The air is thinner and the engines lose lots of thrust so high, so you accelerate at 10-15km instead of 25. You reach 1100m/s on turbojets or 1400m/s on rapiers, then climb - steepness depending on TWR of your chosen closed-cycle engines, and once air-breathers cease to accelerate you, you fire the rocket engines to bring apoapsis high enough and circularize.

If you choose only nukes as your rocket engines, your climb will be very shallow as you can't afford to lose lift and plunge into thicker atmosphere that will slow you down. With other engines you can afford more or less steep profiles that lift you above the atmosphere for long enough to circularize.

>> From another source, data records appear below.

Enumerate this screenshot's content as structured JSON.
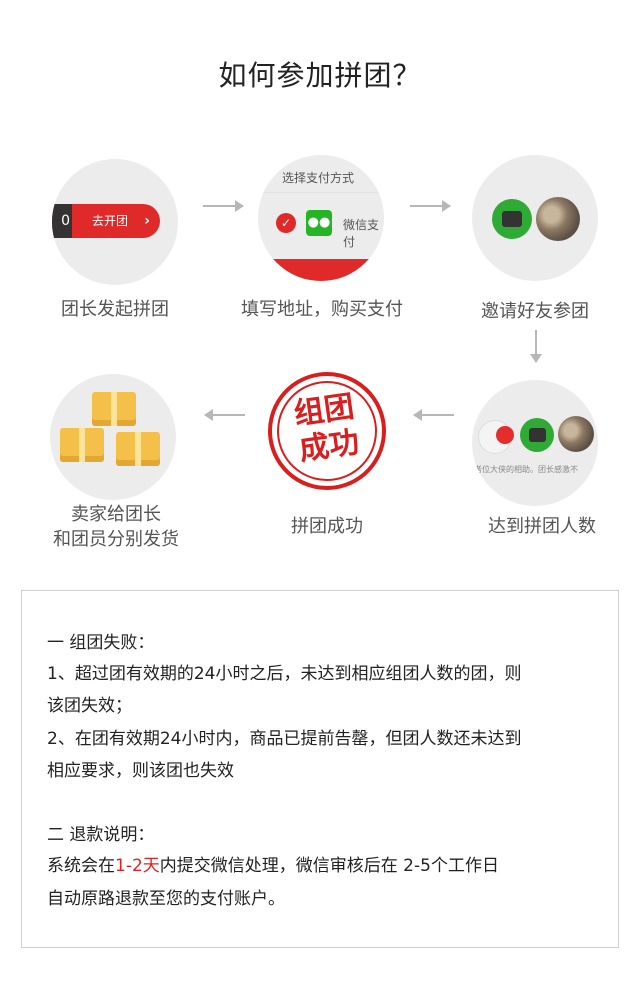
{
  "title": "如何参加拼团？",
  "steps": [
    {
      "label": "团长发起拼团",
      "button_text": "去开团",
      "digit": "0",
      "chevron": "›"
    },
    {
      "label": "填写地址，购买支付",
      "pay_header": "选择支付方式",
      "pay_method": "微信支付"
    },
    {
      "label": "邀请好友参团"
    },
    {
      "label": "达到拼团人数",
      "small_text": "者位大侠的相助。团长感激不"
    },
    {
      "label": "拼团成功",
      "stamp_line1": "组团",
      "stamp_line2": "成功"
    },
    {
      "label_line1": "卖家给团长",
      "label_line2": "和团员分别发货"
    }
  ],
  "info": {
    "fail_title": "一  组团失败：",
    "fail_1_line1": "1、超过团有效期的24小时之后，未达到相应组团人数的团，则",
    "fail_1_line2": "该团失效；",
    "fail_2_line1": "2、在团有效期24小时内，商品已提前告罄，但团人数还未达到",
    "fail_2_line2": "相应要求，则该团也失效",
    "refund_title": "二  退款说明：",
    "refund_pre": "系统会在",
    "refund_highlight": "1-2天",
    "refund_post": "内提交微信处理，微信审核后在 2-5个工作日",
    "refund_line2": "自动原路退款至您的支付账户。"
  },
  "colors": {
    "accent_red": "#e02a2a",
    "wechat_green": "#23b523",
    "arrow_grey": "#b7b7b7"
  }
}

While thrust of jet engines was nerfed, it was only nerfed enough to match the new air density - they are about as efficient as they used to be, for all practical applications. One MK1 fuel tank per engine makes sense for a lengthy atmospheric flight after reentry - you'll hardly use up half the MK1 tank in air-breathing mode on ascent.

This is a tiny drone capable of SSTO flight, that uses just one turbojet and one nuke clipped into a single MK1 tank.

https://dl.dropboxusercontent.com/u/3152580/sshots/2015-07-07_00012.jpg

That's the minimalistic core design of something that can achieve the orbit, return, and about nothing more. You take it from there - add other engines to shorten the ascent, add fuel and payload, cockpit, multiply the engines, play with wing profiles and so on. Lots of room for improvement, but this is the very skeleton to build upon.

OK, but look at the TWR on that thing. Why bother with wings? You have to ask yourself if you are really building a plane or a rocket that just looks like a plane. That is a jet assisted rocket, take the wings off and launch vertically, same result.